As of late May, migrants and asylum seekers had managed to schedule more than 122,000 appointments at points of entry along the southern border, according to CBP. Many people are still crossing into the US on their own: in April, CBP encountered 182,114 people entering unlawfully between those ports of entry, up 12% from the number a month before. Nevertheless, though the Biden administration expected a big increase in migrants and asylum seekers at the border upon the end of Title 42 on May 11, that didn’t happen. The government’s increased restrictions and enforcement policies targeting unlawful migration appear to be deterring people from crossing without authorization and encouraging them to use the CBP One app instead.

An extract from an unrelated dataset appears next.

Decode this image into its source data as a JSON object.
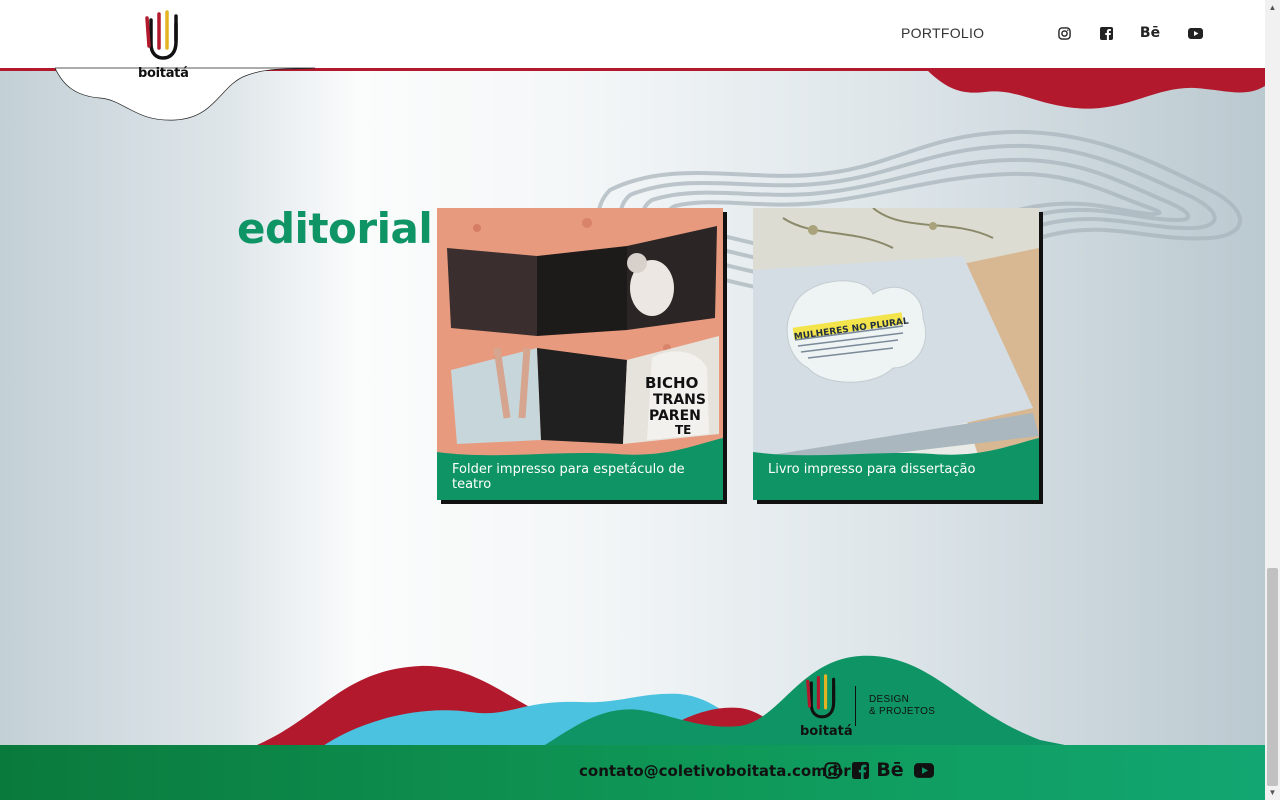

While some people might get an appointment through CBP One on their first attempt, others may try for weeks or months, depending on their circumstances and their luck. Norkys A., a single mother who left to support her family and church in Venezuela, tried for months to get an appointment in Ciudad Juárez after she arrived on December 26, 2022, with her two teenage children. By March, they were living in a shelter and barely going out. “This confinement is driving us crazy,” she said, speaking from a little nook in the attic where she slept. Backpacks hung from hooks on the walls, and the floors were made of plywood. A few old toys were scattered around for children to play with. “I want to get to the US so my children can start going to school,” she said.
Norkys broke her shoulder while hopping trains to get to Ciudad Juárez. She visited a local clinic, which prescribed painkillers and told her she needs surgery that would cost about $5,000. She didn’t have that kind of money; she didn’t even have enough for a sling to immobilize her arm. Nor did she have a working phone to use CBP One. “I left without a cell phone, money, and food,” she explained. She occasionally tried for an appointment with a borrowed phone, if she could find one. “No one lends their phone here, since everyone is on the lookout for their appointments,” she said. “Their goal is getting across.”
Plaza says that when she was staying in a shelter in Ciudad Juárez in March, she tried the app practically every day, never losing hope that she and her family would eventually get their chance. Seven weeks after arriving in the city, she got her CBP One appointment, at the Paso del Norte port of entry in El Paso, and slowly made her way north to her destination, where she will settle while she awaits her day in immigration court next year.
Not everyone is choosing to wait. After four months in Ciudad Juárez, Norkys and her two children crossed into the US unlawfully on April 25. They were detained and deportation proceedings were begun, but they were released in Laredo, Texas, and will have the opportunity to appear in court to present their case in an immigration hearing in the near future. While she waits, Norkys is trying to settle into life in the US, relying on shelters and charities to get on her feet. The future remains uncertain, but she is grateful. “As long as we are alive and healthy,” she says, “all is good.”
Lorena Ríos is a freelance journalist based in Monterrey, Mexico.